Why Summer Is The Worst Time for Teen Drivers

Summer vacation is here. While this should be a time for celebration and relaxation, there is an unfortunate truth we need to address. Teen drivers are much more likely to be in a fatal car crash around this time of year. But to understand why summer is the worst time for teen drivers, we need to look at the causes and what parents can do to help their teens get home safe.

The 100 Deadliest Days of Summer

Summertime teen car crashes are so notorious and well documented that they have been called “The 100 Deadliest Days of Summer.” AAA coined this term in response to data showing that teens are much more likely to be in a fatal car crash between Memorial Day and Labor Day.

To put that into perspective, car crashes are already the leading cause of death for teens ages 16-19. It’s estimated that the average driver under age 20 is about 3x more likely to be in a crash than drivers above that age. However, during the 100 deadliest days of summer, teen drivers are about 25% more likely to lose their lives in a fatal crash than at any other time of year.

Newly licensed drivers (including those who earn their license during summer vacation) are at the greatest risk of all. Teenage drivers are about 1.5x more likely to be in a crash within the first three months (90 days) of earning their license.

This isn’t to say that teen drivers are necessarily careless or reckless. Rather, these crashes can result from unfamiliarity with the rules of the road, general nervousness, or peer pressure.

That said, one of the major driving causes behind these crashes is that summer vacation gives teens the freedom to be on the road more often. Inexperience and a higher tendency to make simple mistakes (not looking over should before changing lanes) already puts teens at greater risk of causing a crash. That, combined with far more miles driven per day, has proven to be a recipe for disaster.

Predicting Factors

Because there is so much at stake, we must discuss the top causes of these crashes and what parents of teen drivers can do to keep their children safe.

Distracted Driving

You may not be surprised to learn that teen drivers are much more likely to engage in driving distractions (including cellphone use) than the general driving population. Nearly half of all teen drivers self-report texting and driving. Moreover, those who text and drive are less likely to practice good defensive driving habits and are more likely to be aggressive drivers who speed, fail to use turn signals, and run through red lights.

To fully understand the scope of this issue, consider the following: Among adults, cellphone use is a factor in about 1-in-50 adult car crashes. Among teens, cellphone use is a factor in 1-in-5 car crashes.

While some parents may encourage hands-free alternatives like voice dictation, there is no evidence that voice dictation is any safer than manually texting. The only time a cellphone is safe in the car is when it is on airplane mode and out of arm’s reach.

Teen Passengers

In many states, newly licensed drivers aren’t allowed to have young passengers in their vehicles. While this may seem strange, the data shows why.

Teen drivers are significantly more likely to be in a car crash when there are other teenagers in the car with them. Worst of all, this effect is multiplicative and ramps up dramatically for each additional teen inside the vehicle. A newly licensed teen driving the family van full of their friends is one of the riskiest things they can possibly do on the road.

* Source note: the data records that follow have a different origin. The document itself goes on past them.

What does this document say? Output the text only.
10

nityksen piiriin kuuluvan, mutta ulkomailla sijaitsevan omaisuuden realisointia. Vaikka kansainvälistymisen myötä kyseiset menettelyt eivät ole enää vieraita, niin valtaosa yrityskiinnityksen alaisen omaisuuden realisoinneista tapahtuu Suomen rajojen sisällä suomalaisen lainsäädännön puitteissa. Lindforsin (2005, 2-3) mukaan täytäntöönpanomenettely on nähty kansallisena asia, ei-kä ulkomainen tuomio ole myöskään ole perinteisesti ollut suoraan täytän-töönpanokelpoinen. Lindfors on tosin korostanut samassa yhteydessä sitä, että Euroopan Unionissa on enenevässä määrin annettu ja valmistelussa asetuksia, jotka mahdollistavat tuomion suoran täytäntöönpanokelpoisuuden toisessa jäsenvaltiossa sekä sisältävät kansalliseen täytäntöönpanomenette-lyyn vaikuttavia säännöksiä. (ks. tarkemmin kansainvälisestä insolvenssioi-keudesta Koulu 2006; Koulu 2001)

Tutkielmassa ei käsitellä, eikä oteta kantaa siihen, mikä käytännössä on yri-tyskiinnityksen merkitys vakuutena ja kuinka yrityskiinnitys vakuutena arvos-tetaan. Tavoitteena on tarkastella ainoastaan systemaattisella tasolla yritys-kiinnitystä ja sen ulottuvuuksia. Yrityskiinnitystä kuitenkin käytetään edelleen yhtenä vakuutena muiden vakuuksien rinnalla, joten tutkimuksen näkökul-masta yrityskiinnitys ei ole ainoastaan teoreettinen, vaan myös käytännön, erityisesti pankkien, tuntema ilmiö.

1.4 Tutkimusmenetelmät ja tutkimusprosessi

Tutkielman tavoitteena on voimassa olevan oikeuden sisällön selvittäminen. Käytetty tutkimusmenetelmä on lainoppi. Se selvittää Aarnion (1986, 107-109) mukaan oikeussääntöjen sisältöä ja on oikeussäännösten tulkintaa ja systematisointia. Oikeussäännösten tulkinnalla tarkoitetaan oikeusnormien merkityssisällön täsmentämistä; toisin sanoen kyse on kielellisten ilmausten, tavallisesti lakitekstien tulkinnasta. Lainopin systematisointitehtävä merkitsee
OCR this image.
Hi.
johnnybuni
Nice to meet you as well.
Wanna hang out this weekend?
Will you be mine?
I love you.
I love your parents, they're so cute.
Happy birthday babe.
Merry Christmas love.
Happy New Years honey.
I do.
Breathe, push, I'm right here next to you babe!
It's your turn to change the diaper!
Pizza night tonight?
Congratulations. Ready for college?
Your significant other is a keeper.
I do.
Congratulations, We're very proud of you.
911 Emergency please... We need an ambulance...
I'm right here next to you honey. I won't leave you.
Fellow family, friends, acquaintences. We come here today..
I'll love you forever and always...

While you can’t watch over your teen at all times, parents should have an idea of their teen’s plans for the day and recognize situations where they might drive friends around or get in a vehicle with several other teens. Not only is this unlawful in many parts of the country, it is demonstrably dangerous.


Extreme speeding is a factor in 30%of teen car crashes. This is one place where newly licensed drivers and older teens tend to differ. On average, drivers 18-19 are much more likely to be in a speeding-related fatality than drivers ages 16-17. Male drivers are at especially high risk being about twice as likely to get a speeding ticket or be involved in a speeding-related crash.

While most drivers speed to some extent, it is important for parents to emphasize that speeding is intrinsically dangerous. It requires extremely fast reaction times, and any mistake will cause significantly more damage at higher speeds.

One of the more effective ways to prevent your teen from speeding is to build good habits at an early age. Teens follow their parent’s driving habits and are much more likely to become safe drivers if their parents practice defensive driving habits.


The final major risk for teen drivers is DUIs. Although providing alcohol to minors is unlawful, drunk driving is a factor in 1-in-4 teen car crashes. If you’re keeping track, that means more teen crashes caused by alcohol than texting and driving.

There are two major problems contributing to this. First, even a few sips of alcohol make teens extremely unsafe to drive. Some studies suggest that teens with low blood alcohol content (BAC) are much more likely to be in a crash than similarly intoxicated adults.

The second issue is that teenagers, in general, are willing to accept a ride from peers who have a car, even if they are clearly intoxicated and unsafe to drive. There are many reasons for this, but it often comes down to trust. Teens don’t feel like they can turn to their parents for help when they are unsafe to drive or at risk of taking a ride from an intoxicated friend.

Parents need to be open and understanding. If your child gets behind the wheel while intoxicated because they are afraid of what will happen if they ask for your help, they could lose their life in a car crash. Being honest about these concerns and offering to drive them to and from parties can make an enormous difference in building good driving habits and building trust in you.